Contou que é Portelense e que Natal da Portela (famoso bicheiro carioca) o ajudou por diversas vezes e que o dito era bom para a comunidade, e mesmo não sendo um homem da Lei não era simpático ao negócio e às práticas dos traficantes....

Enfim, haja estória, quanto mais ele falava, mais eu perguntava e o danado não se cansava de contar seus causos, isso sem perder a elegância de segurar flanela e vassoura numa mão, balde noutra, tudo com um fardamento impecavelmente limpo e uma postura de fazer inveja a muito recruta...

Pois sim, durante várias oportunidades Ele chorou, eu marejei. De repende o museu era ele, eu estava aprendendo mais com aquele senhor que com qualquer cartaz falando sobre a Pangéia (que me perdoem os paleontólogos) ou as estatísticas do extrativismo mineral brasileiro (interessantíssimo por sinal)...

Conversamos um tempão, certamente mais de hora. Juntos achamos a bentonita, que eu fiz questão de contar o porquê do meu imenso interesse e a possível estória de quem havia doado aquela amostra ao museu (família Dantas de Campina Grande), contei que a cidade de Souza, onde tem as pegadas de dinossauro retratadas na parede do museu é na Minha Terra e que a pedra mais valiosa do mundo também fica lá, mas que eu nunca tinha visto uma e que no museu também não havia amostra (a turmalina paraíba)...enfim, eu aprendi muito e ele deve ter aprendido comigo alguma coisa também...

Nos despedimos respeitosamente como velhos amigos que talvez nunca mais se vejam, mas que apreciaram a companhia um do outro.
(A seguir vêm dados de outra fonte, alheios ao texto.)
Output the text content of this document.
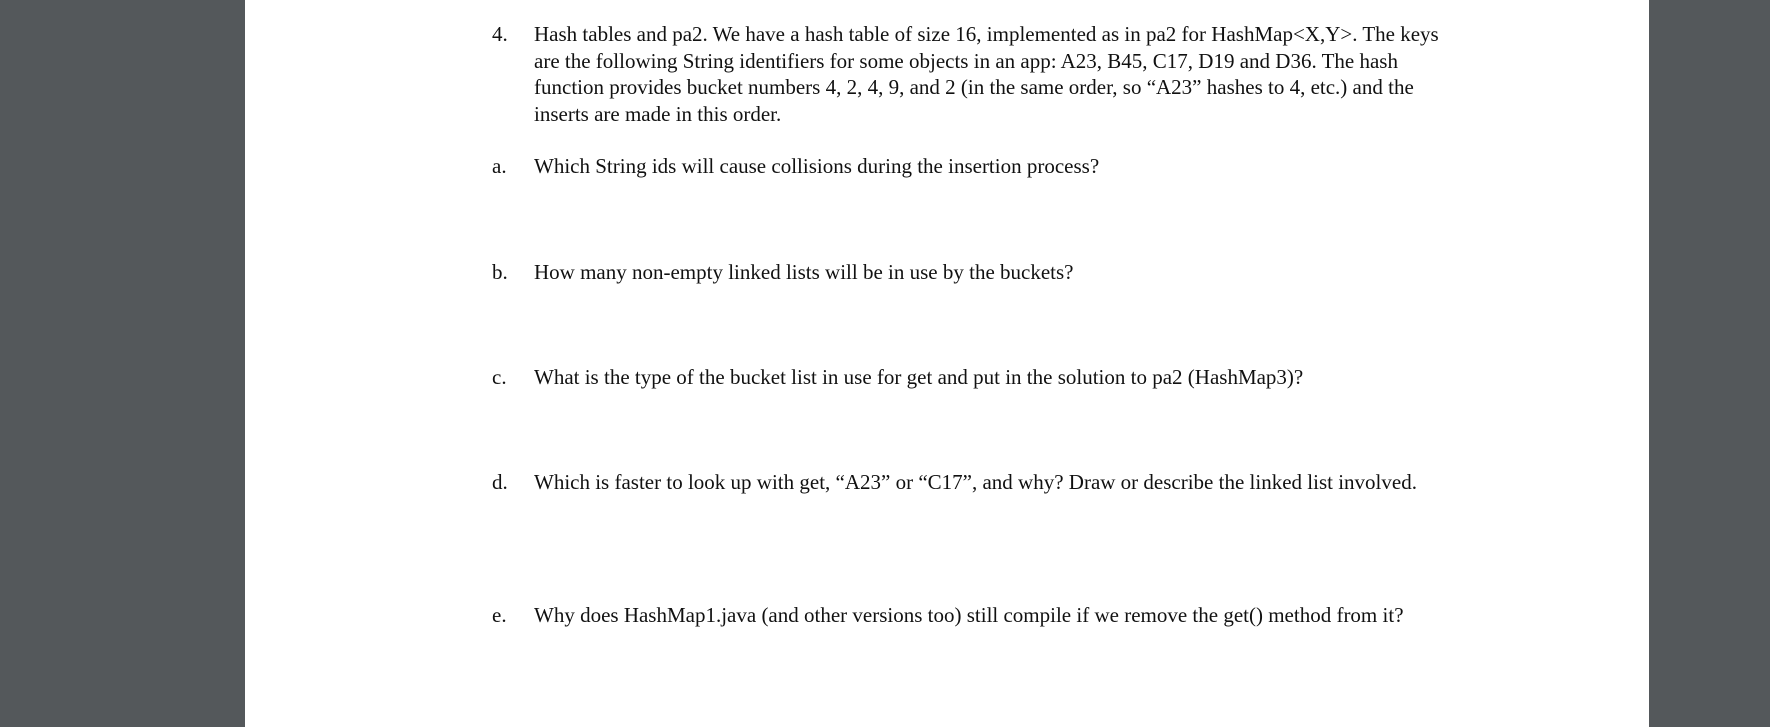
4.	Hash tables and pa2. We have a hash table of size 16, implemented as in pa2 for HashMap<X,Y>. The keys are the following String identifiers for some objects in an app: A23, B45, C17, D19 and D36. The hash function provides bucket numbers 4, 2, 4, 9, and 2 (in the same order, so “A23” hashes to 4, etc.) and the inserts are made in this order.
a.	Which String ids will cause collisions during the insertion process?
b.	How many non-empty linked lists will be in use by the buckets?
c.	What is the type of the bucket list in use for get and put in the solution to pa2 (HashMap3)?
d.	Which is faster to look up with get, “A23” or “C17”, and why? Draw or describe the linked list involved.
e.	Why does HashMap1.java (and other versions too) still compile if we remove the get() method from it?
Ele seguiu seu caminho e eu o meu.

Daí a questão que me absorveu (e até agora absorve...) após a saída do museu e retomada do plano de ir a trilha do Pão de Açúcar foi a seguinte:

....e se existissem Museus de Pessoas?

Não digo desses museus em homenagem a Fulano ou Beltrano, mas um museu onde a gente pudesse conhecer pessoas como Seu Milton, ou tantas outras, que nós comumente denominamos de Grandes Figuras.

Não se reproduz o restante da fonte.